Monthly Archives: September 2019

Information Access: A Trope of the Library

Many of the core values of librarianship are geared to support human rights. As the ALA Core Values of Librarianship note, Intellectual freedom, diversity, democracy and social responsibility are perhaps most obviously supportive of human rights.

Diversity, at the very least, is a value that helps us to recognize the variety of sources and kinds of experience, people, and expression or thought that we may encounter, and reminds us not to withhold service, but to tailor our service to the community and its needs. Democracy, or the right to be heard by our governments, and have our opinions represented in public decision making, is an explicit value of both human rights and the ALA’s core values list. One finds a good deal of overlap, if one compares the Universal Declaration of Human Rights and the ALA’s core values list.

But perhaps the most relevant human rights value, given what libraries have been in recent history, is Intellectual freedom, which cannot exist without freedom of expression and freedom of thought. There are certainly practical limits to a library’s contribution to such issues, but many basic functions of a library are geared to just these kinds of issues, particularly freedom of thought or intellectual freedom.

Intellectual freedom is preserved by open access to information, and the banning or burning of books has been the bane of most libraries historically. There are many examples, historically, but perhaps literary tropes are the window which show us how deeply this notion is buried in the public psyche.

A library’s support of intellectual freedom seems to be often at odds (historically) with socially conservative values, or so the long-running narrative tradition shows us, like in the case of Bertram Cates teaching evolution and finding not only community resistance but an actual full trial in Inherit the Wind (based on the real-life example of the Scopes-Monkey trial), or the more recent story of the illicit extension of library services to a Jew in Nazi Germany in the novel The Book Thief (perhaps based on the real history of ghetto book libraries; such libraries are discussed in some measure by Matthew Battles in our recent readings). 
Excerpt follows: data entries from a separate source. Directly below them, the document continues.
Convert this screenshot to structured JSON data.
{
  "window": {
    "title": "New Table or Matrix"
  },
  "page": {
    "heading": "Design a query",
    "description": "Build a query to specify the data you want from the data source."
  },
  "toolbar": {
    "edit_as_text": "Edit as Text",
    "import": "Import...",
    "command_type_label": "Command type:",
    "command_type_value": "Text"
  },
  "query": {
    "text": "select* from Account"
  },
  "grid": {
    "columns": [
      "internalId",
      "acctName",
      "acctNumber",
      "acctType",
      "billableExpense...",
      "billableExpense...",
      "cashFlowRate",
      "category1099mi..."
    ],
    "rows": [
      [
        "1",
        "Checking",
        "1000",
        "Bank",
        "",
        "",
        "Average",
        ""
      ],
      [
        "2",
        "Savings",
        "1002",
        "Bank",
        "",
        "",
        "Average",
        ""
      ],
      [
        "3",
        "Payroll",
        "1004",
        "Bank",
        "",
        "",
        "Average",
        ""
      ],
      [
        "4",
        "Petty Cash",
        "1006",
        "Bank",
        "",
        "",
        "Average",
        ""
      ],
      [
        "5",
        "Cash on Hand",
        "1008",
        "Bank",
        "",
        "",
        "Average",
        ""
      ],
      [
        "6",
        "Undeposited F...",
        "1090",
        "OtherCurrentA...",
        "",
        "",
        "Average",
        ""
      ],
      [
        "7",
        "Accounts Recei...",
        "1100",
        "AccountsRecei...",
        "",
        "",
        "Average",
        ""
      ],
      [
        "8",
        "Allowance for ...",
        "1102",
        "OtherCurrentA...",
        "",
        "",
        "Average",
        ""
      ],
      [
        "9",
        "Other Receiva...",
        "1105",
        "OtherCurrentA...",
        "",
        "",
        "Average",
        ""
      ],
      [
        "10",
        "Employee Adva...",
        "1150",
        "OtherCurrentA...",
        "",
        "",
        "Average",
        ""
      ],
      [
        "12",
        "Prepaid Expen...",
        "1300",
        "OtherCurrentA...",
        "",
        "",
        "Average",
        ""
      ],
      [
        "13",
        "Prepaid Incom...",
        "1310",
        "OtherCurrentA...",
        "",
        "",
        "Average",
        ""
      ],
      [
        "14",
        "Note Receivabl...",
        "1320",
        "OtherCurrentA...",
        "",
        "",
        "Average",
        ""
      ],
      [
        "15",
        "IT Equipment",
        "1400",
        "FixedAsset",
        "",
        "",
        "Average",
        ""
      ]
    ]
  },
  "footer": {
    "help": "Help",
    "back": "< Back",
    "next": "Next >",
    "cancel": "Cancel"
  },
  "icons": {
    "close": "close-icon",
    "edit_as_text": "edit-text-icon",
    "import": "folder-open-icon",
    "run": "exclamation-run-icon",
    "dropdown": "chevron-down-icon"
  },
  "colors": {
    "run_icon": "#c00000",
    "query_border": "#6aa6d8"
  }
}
If there are inverted versions of this trope, in which it is not social conservatives as we often think of them today that oppose information access, they may be more obviously found in works written during the cold war, like Orwell’s 1984, in the which the perversion and destruction of intellectual freedom seems to be the primary method by which the state dominates all of society. Another, example, Fahrenheit 451, published only 4 years later, in 1953, being the origin of inspiration for many dystopian science fiction works. In it, fireman is a title for men that find books and burn them, because they are contraband.

Other examples of this trope might include the scene in Field of Dreams where Annie Kinsella defends the work of the fictional author Terrence Mann,¹ or if we branch out to other kinds of media, the early Assassin’s Creed video games, which tell a narrative that is deeply concerned with the rewriting of history.

But we need not look to fiction alone to tell us these truths. A school board in Biloxi, Mississippi has banned to Kill a Mockingbird just 2 years ago (or, rather, elected not to use the book for it’s 8th grade reading), and this, with the reasoning that it “makes people uncomfortable.” A few centuries back, for several decades, Europe’s religious and state leaders killed would-be translators of the Bible itself.

As librarians, there seems to be a needle to thread– one in which we must convince public and patrons, and sources of funding, to not meddle in what libraries lend out. According to studies by the ALA, parents are the largest group of people that wish to challenge books or ban them, mostly based on the notion of protecting children.²

There may be limits to what librarians can do about other human rights, or human rights which seem orthogonal to the ones libraries hold dearest. But freedom of thought is not one of these– it must be a primary focus for libraries.